Jesse Barnes wrote:
> On Tuesday, March 04, 2008 3:38 am Thomas Hellström wrote:
>> Eric Anholt wrote:
>>> On Fri, 2008-02-29 at 16:03 +0100, Thomas Hellström wrote:
>>>> I've pushed the intel-post-reloc branch with the following stuff:
>>>> 1) Full backwards compatibility.
>>>> 2) A new reloc type 1, which is applied _after_ all validations and with
>>>> slightly different format.
>>>> 3) If the buffer is idle, type 1 relocations are performed using the new
>>>> kmap_atomic_prot_pfn if it's available.
>>>> 4) If the buffer is busy, It's never mapped, and relocations are
>>>> performed using a single dword 2D blit, and we never have to idle the
>>>> buffer. This comes at a cost of an additional single MI_FLUSH after all
>>>> blit-relocations have been performed.
>>>> This could help avoid pre-validation relocation processing, race
>>>> conditions due to the relocatee not being on the unfenced list when
>>>> relocs are applied and unnecessary buffer idling.
>>> What are the performance results of using this? We've thought about
>>> doing this before, but cworth's experiments with it in the 2d driver
>>> were supposedly not too impressive. (but then, applying relocations to
>>> currently in-flight buffers is sufficiently rare I think that it
>>> probably doesn't matter)
>> I've tried this only with a patched version of the old i915tex driver
>> and the cost of applying relocations for typical 3D use seems to be very
>> small. Can't see any big performance- or CPU usage impact when I turn
>> off the PRESUMED_OFFSET hint. However, re-running the relocation
>> application 100 times per batch-buffer made gears framerate drop from
>> 1050 or so to around 800. System cpu up from 14 to 40, so there is an
>> impact. (These were kmap-applied relocs, not blitted ones).
>> For blitted relocations, It's hard to tell, except that if they're
>> forcefully used for applications like gears, there's no visible negative
>> impact on framerate when swhitching off PRESUMED_OFFSET.
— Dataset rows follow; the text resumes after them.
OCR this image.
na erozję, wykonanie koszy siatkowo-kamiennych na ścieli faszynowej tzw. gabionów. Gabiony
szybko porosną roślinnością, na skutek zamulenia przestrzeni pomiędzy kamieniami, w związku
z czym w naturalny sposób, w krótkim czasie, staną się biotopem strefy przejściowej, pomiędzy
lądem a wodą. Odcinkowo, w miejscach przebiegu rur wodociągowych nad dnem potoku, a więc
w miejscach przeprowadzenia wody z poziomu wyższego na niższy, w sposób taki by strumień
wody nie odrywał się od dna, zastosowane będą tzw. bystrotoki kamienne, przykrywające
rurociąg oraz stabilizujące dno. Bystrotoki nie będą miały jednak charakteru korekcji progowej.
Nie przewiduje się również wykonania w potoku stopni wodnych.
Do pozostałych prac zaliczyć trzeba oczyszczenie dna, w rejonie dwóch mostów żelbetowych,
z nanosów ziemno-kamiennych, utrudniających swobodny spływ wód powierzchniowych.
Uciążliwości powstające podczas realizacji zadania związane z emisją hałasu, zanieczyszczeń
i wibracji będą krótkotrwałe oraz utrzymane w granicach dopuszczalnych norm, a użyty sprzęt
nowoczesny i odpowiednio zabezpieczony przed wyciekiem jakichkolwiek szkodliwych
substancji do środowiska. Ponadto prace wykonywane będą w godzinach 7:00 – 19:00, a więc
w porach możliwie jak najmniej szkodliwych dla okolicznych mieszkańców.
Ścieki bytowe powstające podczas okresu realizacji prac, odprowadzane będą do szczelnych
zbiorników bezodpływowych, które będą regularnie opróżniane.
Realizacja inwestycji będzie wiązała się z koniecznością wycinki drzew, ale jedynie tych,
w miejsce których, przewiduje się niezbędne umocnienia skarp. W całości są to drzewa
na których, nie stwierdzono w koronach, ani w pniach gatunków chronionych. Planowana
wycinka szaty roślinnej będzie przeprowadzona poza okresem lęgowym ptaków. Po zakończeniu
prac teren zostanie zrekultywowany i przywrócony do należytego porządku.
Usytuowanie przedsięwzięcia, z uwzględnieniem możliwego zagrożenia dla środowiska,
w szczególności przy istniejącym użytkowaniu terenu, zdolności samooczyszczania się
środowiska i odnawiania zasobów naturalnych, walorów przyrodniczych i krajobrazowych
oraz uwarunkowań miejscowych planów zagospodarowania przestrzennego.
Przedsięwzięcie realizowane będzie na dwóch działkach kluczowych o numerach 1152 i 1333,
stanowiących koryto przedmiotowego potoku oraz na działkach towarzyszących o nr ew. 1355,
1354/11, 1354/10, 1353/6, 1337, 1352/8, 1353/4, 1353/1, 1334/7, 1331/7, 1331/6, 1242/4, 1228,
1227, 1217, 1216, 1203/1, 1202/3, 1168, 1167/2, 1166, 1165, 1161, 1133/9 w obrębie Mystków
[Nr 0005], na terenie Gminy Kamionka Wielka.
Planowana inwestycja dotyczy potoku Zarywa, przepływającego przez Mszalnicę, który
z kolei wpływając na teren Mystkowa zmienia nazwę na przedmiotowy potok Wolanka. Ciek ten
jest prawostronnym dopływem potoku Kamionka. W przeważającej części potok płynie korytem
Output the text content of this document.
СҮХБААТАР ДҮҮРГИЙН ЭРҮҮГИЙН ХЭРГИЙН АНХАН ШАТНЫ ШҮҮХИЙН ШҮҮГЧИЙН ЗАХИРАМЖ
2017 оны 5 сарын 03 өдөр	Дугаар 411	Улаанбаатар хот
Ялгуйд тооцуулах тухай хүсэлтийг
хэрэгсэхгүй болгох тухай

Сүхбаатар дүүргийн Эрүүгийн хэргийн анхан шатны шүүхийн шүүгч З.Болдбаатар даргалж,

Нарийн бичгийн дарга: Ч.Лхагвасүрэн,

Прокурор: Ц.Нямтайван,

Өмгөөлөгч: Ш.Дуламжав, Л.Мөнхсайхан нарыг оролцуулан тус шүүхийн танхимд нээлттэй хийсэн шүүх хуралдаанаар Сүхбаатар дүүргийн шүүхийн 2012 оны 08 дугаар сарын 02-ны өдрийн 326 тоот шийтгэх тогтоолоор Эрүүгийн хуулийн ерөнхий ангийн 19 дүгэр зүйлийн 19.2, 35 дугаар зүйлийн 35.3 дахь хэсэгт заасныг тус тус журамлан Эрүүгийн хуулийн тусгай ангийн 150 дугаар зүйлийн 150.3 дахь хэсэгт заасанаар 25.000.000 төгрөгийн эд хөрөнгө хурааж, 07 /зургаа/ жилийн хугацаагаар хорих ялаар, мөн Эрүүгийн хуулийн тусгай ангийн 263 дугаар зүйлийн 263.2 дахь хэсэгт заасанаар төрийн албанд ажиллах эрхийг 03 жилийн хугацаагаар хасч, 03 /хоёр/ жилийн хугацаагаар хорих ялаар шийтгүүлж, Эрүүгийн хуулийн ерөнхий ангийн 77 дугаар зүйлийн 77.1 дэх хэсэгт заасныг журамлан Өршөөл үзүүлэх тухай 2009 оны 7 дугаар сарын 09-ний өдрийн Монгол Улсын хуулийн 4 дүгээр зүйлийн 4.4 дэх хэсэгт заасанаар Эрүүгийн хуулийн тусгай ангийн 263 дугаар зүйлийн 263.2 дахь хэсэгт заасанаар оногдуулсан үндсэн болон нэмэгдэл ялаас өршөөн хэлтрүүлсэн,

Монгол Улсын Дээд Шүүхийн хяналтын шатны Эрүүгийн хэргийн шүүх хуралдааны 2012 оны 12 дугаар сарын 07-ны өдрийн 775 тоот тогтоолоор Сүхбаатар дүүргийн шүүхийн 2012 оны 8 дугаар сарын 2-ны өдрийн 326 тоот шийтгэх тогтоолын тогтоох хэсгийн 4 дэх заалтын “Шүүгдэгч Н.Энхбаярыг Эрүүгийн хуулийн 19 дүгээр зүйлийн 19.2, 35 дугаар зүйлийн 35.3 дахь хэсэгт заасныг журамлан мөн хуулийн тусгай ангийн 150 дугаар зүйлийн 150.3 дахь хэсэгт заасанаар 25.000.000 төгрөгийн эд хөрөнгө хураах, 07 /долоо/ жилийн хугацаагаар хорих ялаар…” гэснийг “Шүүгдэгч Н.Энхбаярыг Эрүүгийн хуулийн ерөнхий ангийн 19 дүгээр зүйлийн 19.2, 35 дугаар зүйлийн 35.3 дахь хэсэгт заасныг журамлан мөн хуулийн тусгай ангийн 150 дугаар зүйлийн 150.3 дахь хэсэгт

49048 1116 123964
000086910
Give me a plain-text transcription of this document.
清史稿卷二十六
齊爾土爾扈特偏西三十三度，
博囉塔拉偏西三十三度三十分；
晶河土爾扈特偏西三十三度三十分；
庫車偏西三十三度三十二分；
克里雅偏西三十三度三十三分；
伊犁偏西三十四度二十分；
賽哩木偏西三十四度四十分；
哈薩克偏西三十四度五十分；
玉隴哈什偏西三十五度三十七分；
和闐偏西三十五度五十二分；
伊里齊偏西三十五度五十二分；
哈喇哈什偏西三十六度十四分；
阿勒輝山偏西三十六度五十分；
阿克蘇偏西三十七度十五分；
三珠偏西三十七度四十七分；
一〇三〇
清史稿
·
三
> IIRC Eric had the relocation costs down in the "negligible" range, but with
> the latest Mesa & DRM bits, applying relocations seems to be a big part of
> openarena profiles at least:
> samples % app name symbol name
> 27354 11.0340 libopenal.so.0.0.0 (no symbols)
> 26907 10.8537 ioquake3.x86_64 (no symbols)
> 25328 10.2167 i915 i915_apply_reloc
> 10186 4.1088 i965_dri.so search_cache
> 9411 3.7962 intel_drv.so i830SetLVDSPanelPower
> 8920 3.5981 i915 i915_flush_ttm
> 7538 3.0407 cgame.o_uaKVFT (deleted) (no symbols)
> 6286 2.5356 libc-2.7.so memcpy
> 5398 2.1774 vmlinux read_hpet
> 4768 1.9233 vmlinux clear_page_c
> 4037 1.6284 i965_dri.so _mesa_UpdateTexEnvProgram
> 3824 1.5425 libpthread-2.7.so pthread_mutex_lock
> 3655 1.4743 vmlinux mwait_idle_with_hints
> 3015 1.2162 vmlinux acpi_os_read_port
> 2915 1.1758 i965_dri.so dri_ttm_bo_process_reloc
> 2830 1.1416 drm drm_ht_find_key
> 2629 1.0605 vmlinux acpi_idle_enter_bm
> 2563 1.0339 opreport (no symbols)
> I'm using the below profiling script to setup oprofile (i830SetLVDSPanelPower
> is still in there because profiling started right near the end of openarena's
> modesetting, which called dpms off/on).
> opcontrol --reset
> openarena +exec anholt 2>&1 | egrep -e '[0-9]+ frames' &
> sleep 10 # avoid openarena jit & mode setting
> opcontrol --start
> wait $OPENARENA
> opcontrol --dump
> opreport -t 1 -l
> opcontrol --stop
The post-reloc branch should not in any way alter the way relocations
are performed on the mesa master drivers, since they are still using
relocation type 0. Post-relocs only affect relocation type 1.
So the performance degradation is probably caused by something else.
Could you narrow it down with a git-bisect?